Family perspectives and cultural considerations of Depression Screening: A CQI Project

State leaders and site staff will present their experiences and lessons learned in a CQI process related to the completion of depression screens. Attendees will see the tools and systems used in the process and will hear about how the voices of staff and families were included throughout. Presenters will also invite attendees to share their perspectives and experiences addressing barriers to successful screening and highlight the cultural considerations that were included in the process.

Parent Voices: Telling their Story

Join members of the HFA National Office’s Parent Advisory Committee as they share their stories of parenting, HFA, and finding their way to parent leadership. Each session will feature different Parent Advisory members and their unique journeys.

Standard 5: What's in your S.O.U.P?

HFA sites are tasked in Standard 5 with building respectful team relationships, supporting the development of relational skills in staff, honoring the diverse families they serve, lifting up parent voice, and addressing barriers to service in their community. it is a lot to ask! If you find yourself wondering how you are going to manage all of these things, maybe you should take a look at your SOUP! The Program Manager of an HFA site and an HFA Principal trainer will present together about the experience of Program Managers navigating within their systems to meet and exceed the expectations of Standard 5.

Visitas domiciliarias para personal bilingüe: es complicado (Home Visiting for Bilingual Staff: It's Complicated - Presented In Spanish)

Esta sesión explorará cómo el personal que es bilingüe a menudo se ve obligado a hacer cosas fuera de su alcance de trabajo porque las familias necesitan ayuda adicional con el acceso o simplemente no pueden usar ciertos recursos.

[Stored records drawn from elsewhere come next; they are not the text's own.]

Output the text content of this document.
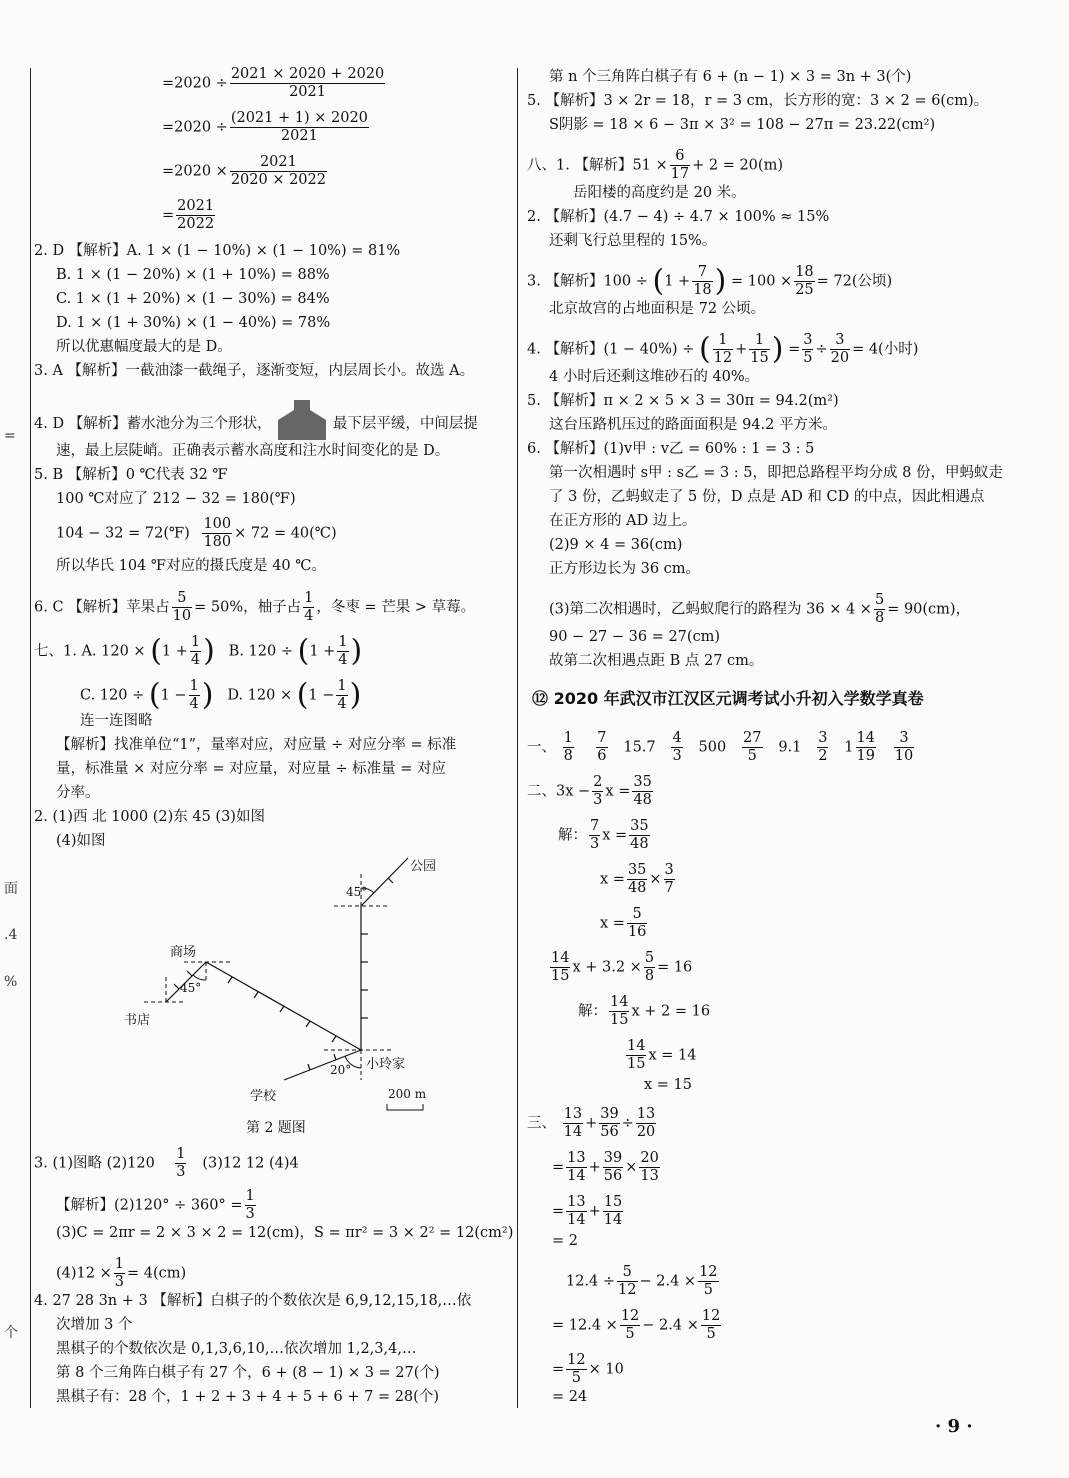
=
面
.4
%
个
$=2020 \div \frac{2021 \times 2020 + 2020}{2021}$
$=2020 \div \frac{(2021 + 1) \times 2020}{2021}$
$=2020 \times \frac{2021}{2020 \times 2022}$
= $\frac{2021}{2022}$
2. D 【解析】A. 1 × (1 − 10%) × (1 − 10%) = 81%
B. 1 × (1 − 20%) × (1 + 10%) = 88%
C. 1 × (1 + 20%) × (1 − 30%) = 84%
D. 1 × (1 + 30%) × (1 − 40%) = 78%
所以优惠幅度最大的是 D。
3. A 【解析】一截油漆一截绳子，逐渐变短，内层周长小。故选 A。
4. D 【解析】蓄水池分为三个形状，	最下层平缓，中间层提
速，最上层陡峭。正确表示蓄水高度和注水时间变化的是 D。
5. B 【解析】0 ℃代表 32 ℉
100 ℃对应了 212 − 32 = 180(℉)
104 − 32 = 72(℉) $\frac{100}{180} \times 72$ = 40(℃)
所以华氏 104 ℉对应的摄氏度是 40 ℃。
6. C 【解析】苹果占 $\frac{5}{10} = 50\%$，柚子占 $\frac{1}{4}$ ，冬枣 = 芒果 > 草莓。
七、1. A. $120 \times (1 + \frac{1}{4}$ ) B. $120 \div (1 + \frac{1}{4}$ )
C. $120 \div (1 - \frac{1}{4}$ ) D. $120 \times (1 - \frac{1}{4}$ )
连一连图略
【解析】找准单位“1”，量率对应，对应量 ÷ 对应分率 = 标准
量，标准量 × 对应分率 = 对应量，对应量 ÷ 标准量 = 对应
分率。
2. (1)西 北 1000 (2)东 45 (3)如图
(4)如图
公园
45°
商场
45°
书店
小玲家
20°
学校	200 m
第 2 题图
3. (1)图略 $(2)120 \frac{1}{3} (3)12$ 12 (4)4
【解析】$(2)120^\circ \div 360^\circ = \frac{1}{3}$
(3)C = 2πr = 2 × 3 × 2 = 12(cm)，S = πr² = 3 × 2² = 12(cm²)
$(4)12 \times \frac{1}{3} = 4(cm)$
4. 27 28 3n + 3 【解析】白棋子的个数依次是 6,9,12,15,18,…依
次增加 3 个
黑棋子的个数依次是 0,1,3,6,10,…依次增加 1,2,3,4,…
第 8 个三角阵白棋子有 27 个，6 + (8 − 1) × 3 = 27(个)
黑棋子有：28 个，1 + 2 + 3 + 4 + 5 + 6 + 7 = 28(个)
第 n 个三角阵白棋子有 6 + (n − 1) × 3 = 3n + 3(个)
5. 【解析】3 × 2r = 18，r = 3 cm，长方形的宽：3 × 2 = 6(cm)。
S阴影 = 18 × 6 − 3π × 3² = 108 − 27π = 23.22(cm²)
八、1. 【解析】$51 \times \frac{6}{17} + 2 = 20(m)$
岳阳楼的高度约是 20 米。
2. 【解析】(4.7 − 4) ÷ 4.7 × 100% ≈ 15%
还剩飞行总里程的 15%。
3. 【解析】$100 \div (1 + \frac{7}{18}$ ) = $100 \times \frac{18}{25} = 72$(公顷)
北京故宫的占地面积是 72 公顷。
4. 【解析】(1 − 40%) ÷ ( $\frac{1}{12} + \frac{1}{15}$ ) = $\frac{3}{5} \div \frac{3}{20} = 4$(小时)
4 小时后还剩这堆砂石的 40%。
5. 【解析】π × 2 × 5 × 3 = 30π = 94.2(m²)
这台压路机压过的路面面积是 94.2 平方米。
6. 【解析】(1)v甲 : v乙 = 60% : 1 = 3 : 5
第一次相遇时 s甲 : s乙 = 3 : 5，即把总路程平均分成 8 份，甲蚂蚁走
了 3 份，乙蚂蚁走了 5 份，D 点是 AD 和 CD 的中点，因此相遇点
在正方形的 AD 边上。
(2)9 × 4 = 36(cm)
正方形边长为 36 cm。
(3)第二次相遇时，乙蚂蚁爬行的路程为 $36 \times 4 \times \frac{5}{8} = 90(cm)$，
90 − 27 − 36 = 27(cm)
故第二次相遇点距 B 点 27 cm。
⑫ 2020 年武汉市江汉区元调考试小升初入学数学真卷
一、 $\frac{1}{8}$
$\frac{7}{6} 15.7 \frac{4}{3} 500 \frac{27}{5} 9.1 \frac{3}{2} 1 \frac{14}{19}$
$\frac{3}{10}$
二、$3x - \frac{2}{3}$ $x = \frac{35}{48}$
解： $\frac{7}{3}$ $x = \frac{35}{48}$
$x = \frac{35}{48} \times \frac{3}{7}$
$x = \frac{5}{16}$
$\frac{14}{15}$ $x + 3.2 \times \frac{5}{8} = 16$
解： $\frac{14}{15}$ x + 2 = 16
$\frac{14}{15}$ x = 14
x = 15
三、 $\frac{13}{14} + \frac{39}{56} \div \frac{13}{20}$
= $\frac{13}{14} + \frac{39}{56} \times \frac{20}{13}$
= $\frac{13}{14} + \frac{15}{14}$
= 2
$12.4 \div \frac{5}{12} - 2.4 \times \frac{12}{5}$
= $12.4 \times \frac{12}{5} - 2.4 \times \frac{12}{5}$
= $\frac{12}{5} \times 10$
= 24
· 9 ·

Hablaremos juntos sobre los desafíos de apoyar a las familias con muchos factores estresantes y cómo evitar caer en las trampas de la interpretación, asumir demasiado y olvidar cuál es nuestro trabajo y cómo usar la supervisión para mantenernos en el camino correcto.

This session will explore how staff who are bilingual are often pulled to do things outside of their scope of work because families need additional help with access or are just not able to use certain resources. We will talk together about the challenges of supporting families with lots of stressors and how to avoid falling into the traps of interpreting, taking on too much and forgetting what our job is and how to use supervision to keep us on track.